4) The entire concept is highly stooped in OO. OO is not the perfect
paradigm and singletons allow designs to slightly exceed OO's restrictions.
Forcing everything into an OO purist POV is only good for OO purists. For
everyone else it is a hassle they don't want to deal with.

My final thoughts on the negative sides is that these particular users
should switch to entirely functional languages; they will probably be
happier without state of any kind.

Now, for the good points,

1) Careless use of singletons can result in a design that will not scale
across appdomains or complicated component designs and will certainly be a
cause for concern if your application may need to scale up and out at some
point.

2) Many uses of singletons are badly thought out. While configuration is one
I'm not entirely sure of(Trying to create a real linkup between
configuration instance independence and uniform configuration state without
a singleton or non-literal equivilent is a real mess, I've tried it), many
of the other ideas mentioned may well be badly designed.

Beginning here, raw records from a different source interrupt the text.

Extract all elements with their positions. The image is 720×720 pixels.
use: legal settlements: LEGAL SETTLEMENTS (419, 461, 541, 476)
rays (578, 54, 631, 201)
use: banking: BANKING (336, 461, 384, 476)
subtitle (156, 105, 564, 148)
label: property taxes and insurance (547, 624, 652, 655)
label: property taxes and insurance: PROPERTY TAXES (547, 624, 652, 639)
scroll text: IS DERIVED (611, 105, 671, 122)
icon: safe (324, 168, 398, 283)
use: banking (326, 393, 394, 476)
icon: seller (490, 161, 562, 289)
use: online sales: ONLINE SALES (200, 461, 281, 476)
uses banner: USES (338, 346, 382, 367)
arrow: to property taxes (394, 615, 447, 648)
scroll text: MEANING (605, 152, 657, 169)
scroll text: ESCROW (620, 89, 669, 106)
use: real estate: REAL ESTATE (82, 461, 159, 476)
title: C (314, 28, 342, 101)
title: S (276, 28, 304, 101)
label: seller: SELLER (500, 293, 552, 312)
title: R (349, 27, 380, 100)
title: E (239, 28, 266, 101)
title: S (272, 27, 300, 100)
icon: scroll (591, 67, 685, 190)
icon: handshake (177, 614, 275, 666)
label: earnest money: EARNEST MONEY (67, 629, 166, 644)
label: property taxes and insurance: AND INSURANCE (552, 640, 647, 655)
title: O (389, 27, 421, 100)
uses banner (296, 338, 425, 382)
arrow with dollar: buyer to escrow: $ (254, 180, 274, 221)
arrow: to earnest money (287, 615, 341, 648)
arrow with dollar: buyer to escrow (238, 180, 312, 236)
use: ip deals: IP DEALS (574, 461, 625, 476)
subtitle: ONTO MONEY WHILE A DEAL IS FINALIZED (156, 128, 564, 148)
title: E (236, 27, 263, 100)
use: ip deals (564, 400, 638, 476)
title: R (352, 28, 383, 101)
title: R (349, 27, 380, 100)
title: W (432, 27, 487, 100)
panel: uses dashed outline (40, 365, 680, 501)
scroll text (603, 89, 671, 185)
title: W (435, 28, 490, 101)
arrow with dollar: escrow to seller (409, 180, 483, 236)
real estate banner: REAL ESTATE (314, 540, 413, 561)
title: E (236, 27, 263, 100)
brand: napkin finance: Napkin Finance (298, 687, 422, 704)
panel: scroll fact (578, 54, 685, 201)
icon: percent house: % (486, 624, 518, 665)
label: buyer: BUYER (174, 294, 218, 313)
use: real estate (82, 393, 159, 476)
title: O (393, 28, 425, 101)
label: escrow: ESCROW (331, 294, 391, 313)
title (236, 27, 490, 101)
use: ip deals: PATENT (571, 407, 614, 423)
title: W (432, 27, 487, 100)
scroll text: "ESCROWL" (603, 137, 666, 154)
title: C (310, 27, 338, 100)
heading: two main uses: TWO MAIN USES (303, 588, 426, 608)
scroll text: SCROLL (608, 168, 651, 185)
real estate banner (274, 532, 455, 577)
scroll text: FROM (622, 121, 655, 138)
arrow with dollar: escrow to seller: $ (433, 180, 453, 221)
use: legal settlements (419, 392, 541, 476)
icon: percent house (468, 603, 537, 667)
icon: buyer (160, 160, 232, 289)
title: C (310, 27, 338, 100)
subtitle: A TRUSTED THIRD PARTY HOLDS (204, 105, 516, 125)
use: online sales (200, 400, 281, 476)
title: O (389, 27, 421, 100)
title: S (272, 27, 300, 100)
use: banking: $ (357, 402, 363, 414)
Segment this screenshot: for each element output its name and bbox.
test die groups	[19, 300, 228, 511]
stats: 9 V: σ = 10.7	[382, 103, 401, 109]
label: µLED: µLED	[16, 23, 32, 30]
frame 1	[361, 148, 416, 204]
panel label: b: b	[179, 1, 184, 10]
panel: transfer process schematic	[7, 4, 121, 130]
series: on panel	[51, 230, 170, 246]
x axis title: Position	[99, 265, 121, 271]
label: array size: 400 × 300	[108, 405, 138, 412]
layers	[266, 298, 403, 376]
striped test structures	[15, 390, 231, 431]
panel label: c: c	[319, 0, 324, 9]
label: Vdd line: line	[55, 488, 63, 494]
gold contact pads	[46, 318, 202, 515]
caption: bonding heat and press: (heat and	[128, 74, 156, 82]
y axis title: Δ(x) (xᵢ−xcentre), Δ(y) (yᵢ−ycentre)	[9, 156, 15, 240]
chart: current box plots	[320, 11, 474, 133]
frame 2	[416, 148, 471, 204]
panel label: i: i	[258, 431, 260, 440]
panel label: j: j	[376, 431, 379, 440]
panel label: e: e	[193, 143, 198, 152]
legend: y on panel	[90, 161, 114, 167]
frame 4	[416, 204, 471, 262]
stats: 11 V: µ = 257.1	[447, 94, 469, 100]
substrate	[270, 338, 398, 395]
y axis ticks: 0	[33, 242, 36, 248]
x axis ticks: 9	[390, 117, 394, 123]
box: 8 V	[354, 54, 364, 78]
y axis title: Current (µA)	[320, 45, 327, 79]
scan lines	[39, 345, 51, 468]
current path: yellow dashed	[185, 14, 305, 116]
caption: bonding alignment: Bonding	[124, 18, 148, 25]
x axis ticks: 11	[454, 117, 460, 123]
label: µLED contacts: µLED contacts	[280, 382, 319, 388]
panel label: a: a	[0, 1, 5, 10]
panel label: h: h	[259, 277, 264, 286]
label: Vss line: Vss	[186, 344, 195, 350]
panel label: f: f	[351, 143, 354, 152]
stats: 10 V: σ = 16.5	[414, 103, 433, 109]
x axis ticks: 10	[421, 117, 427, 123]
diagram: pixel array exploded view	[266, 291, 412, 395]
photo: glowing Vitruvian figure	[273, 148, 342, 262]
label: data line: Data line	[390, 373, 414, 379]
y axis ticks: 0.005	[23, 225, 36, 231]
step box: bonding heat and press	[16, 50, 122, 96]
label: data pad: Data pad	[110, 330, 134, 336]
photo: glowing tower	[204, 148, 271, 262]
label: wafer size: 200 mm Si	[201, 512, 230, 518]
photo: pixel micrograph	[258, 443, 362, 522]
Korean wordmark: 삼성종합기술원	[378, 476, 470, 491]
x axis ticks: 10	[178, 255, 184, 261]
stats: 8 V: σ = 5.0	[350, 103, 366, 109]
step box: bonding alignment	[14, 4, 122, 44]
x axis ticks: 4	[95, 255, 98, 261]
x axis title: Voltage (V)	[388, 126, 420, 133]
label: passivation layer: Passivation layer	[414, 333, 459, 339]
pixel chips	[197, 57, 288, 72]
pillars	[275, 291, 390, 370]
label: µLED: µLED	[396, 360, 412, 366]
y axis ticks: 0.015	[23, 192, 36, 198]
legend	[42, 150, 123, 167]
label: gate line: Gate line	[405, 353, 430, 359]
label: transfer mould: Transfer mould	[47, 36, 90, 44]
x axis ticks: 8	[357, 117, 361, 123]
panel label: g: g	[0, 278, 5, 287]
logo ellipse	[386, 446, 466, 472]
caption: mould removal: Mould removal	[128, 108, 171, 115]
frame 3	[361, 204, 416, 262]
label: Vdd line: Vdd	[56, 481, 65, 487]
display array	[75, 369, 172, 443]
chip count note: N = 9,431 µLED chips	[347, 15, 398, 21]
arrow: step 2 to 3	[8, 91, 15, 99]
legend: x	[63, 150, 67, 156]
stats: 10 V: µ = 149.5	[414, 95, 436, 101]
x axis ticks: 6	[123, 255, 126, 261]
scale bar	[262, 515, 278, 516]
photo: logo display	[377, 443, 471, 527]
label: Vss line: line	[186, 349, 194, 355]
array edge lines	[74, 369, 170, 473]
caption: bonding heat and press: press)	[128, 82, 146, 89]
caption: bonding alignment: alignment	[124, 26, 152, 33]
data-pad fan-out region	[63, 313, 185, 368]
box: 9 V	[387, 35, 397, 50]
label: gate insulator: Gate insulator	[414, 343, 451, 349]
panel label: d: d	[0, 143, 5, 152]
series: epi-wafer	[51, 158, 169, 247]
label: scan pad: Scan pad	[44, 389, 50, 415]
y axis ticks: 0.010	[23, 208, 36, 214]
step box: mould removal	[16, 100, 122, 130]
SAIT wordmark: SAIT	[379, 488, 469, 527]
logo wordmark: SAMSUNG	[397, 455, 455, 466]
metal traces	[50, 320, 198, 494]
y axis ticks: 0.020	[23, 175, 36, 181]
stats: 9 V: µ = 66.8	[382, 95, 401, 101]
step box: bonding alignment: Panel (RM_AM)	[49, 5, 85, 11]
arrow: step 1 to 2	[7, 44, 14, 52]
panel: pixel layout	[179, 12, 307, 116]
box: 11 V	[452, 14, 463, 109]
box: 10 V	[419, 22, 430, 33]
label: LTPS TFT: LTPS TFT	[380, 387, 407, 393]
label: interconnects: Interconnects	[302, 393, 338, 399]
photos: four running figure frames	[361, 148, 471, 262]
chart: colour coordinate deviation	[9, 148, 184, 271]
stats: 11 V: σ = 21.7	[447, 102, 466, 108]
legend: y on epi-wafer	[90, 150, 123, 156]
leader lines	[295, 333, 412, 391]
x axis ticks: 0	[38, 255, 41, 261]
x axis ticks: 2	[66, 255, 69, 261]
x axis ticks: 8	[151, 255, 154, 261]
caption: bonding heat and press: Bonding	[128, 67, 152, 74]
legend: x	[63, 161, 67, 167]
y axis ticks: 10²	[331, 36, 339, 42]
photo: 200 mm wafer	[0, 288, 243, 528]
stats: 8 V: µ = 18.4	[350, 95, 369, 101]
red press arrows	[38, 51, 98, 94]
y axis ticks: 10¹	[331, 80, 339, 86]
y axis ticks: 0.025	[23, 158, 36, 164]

3) Avoiding singletons(literal static ones and a single instance floating
all over the place) can free your code from locking and other threading
issues. That is a significant simpliciation in its own right.

4) Emphasising factories instead of generic static singletons is a good
idea. The trouble is how to locate factories and how to avoid turning
factories into singleton machines, but that is well beyond the scope of this
discussion.

For the good side, there are certainly good arguments, just not nessecerily
enough to entirely drop the pattern. I do see potential flexibility issues
with singletons and prefer to use service providers when possible, there
simply isnt' any kind of infrastructure available to avoid the use of
singletons without going to extreme ends to provide rarely used
functionality within a component architecture(such as dynamic component to
component discovery and communication). I'm left wondering which is worse, a
tough to test singleton or an easy to test but mostly unnessecery cross
service communication system.

But then that too is well out of the scope of this post. I'd probably have
to spend several hours designing and considering such a system before I
could say which way my mind would end up.
 
N

Nick Malik

Our common ground appears to be that it would be OK for an author of a
useful technical article (specifically Jon's article on Singletons) to have
a link to a seperate page where the controversy about Singletons could be
discussed as a seperate topic.

Would you agree?

I appreciate the discussion. I really do. And I thank you for the time
you'ved dedicated to discussing this topic. However, I am very stretched
for time these days and I expect that my participation will be low between
now and, oh, November 3rd...

--- Nick
 
D

Daniel O'Connell [C# MVP]

Nick Malik said:
Our common ground appears to be that it would be OK for an author of a
useful technical article (specifically Jon's article on Singletons) to
have
a link to a seperate page where the controversy about Singletons could be
discussed as a seperate topic.

Would you agree?

Yes, as long as the joining article isn't written strictly with the intent
of discrediting singletons, in this case. It should let the user make up
their own mind as much as possible.
I appreciate the discussion. I really do. And I thank you for the time
you'ved dedicated to discussing this topic. However, I am very stretched
for time these days and I expect that my participation will be low between
now and, oh, November 3rd...
Yes, yes, that happens, ;).

Anyway, as has been mentioned, the discussion benefits everyone. I imagine
there were others beyond you, me, and Jon reading this article.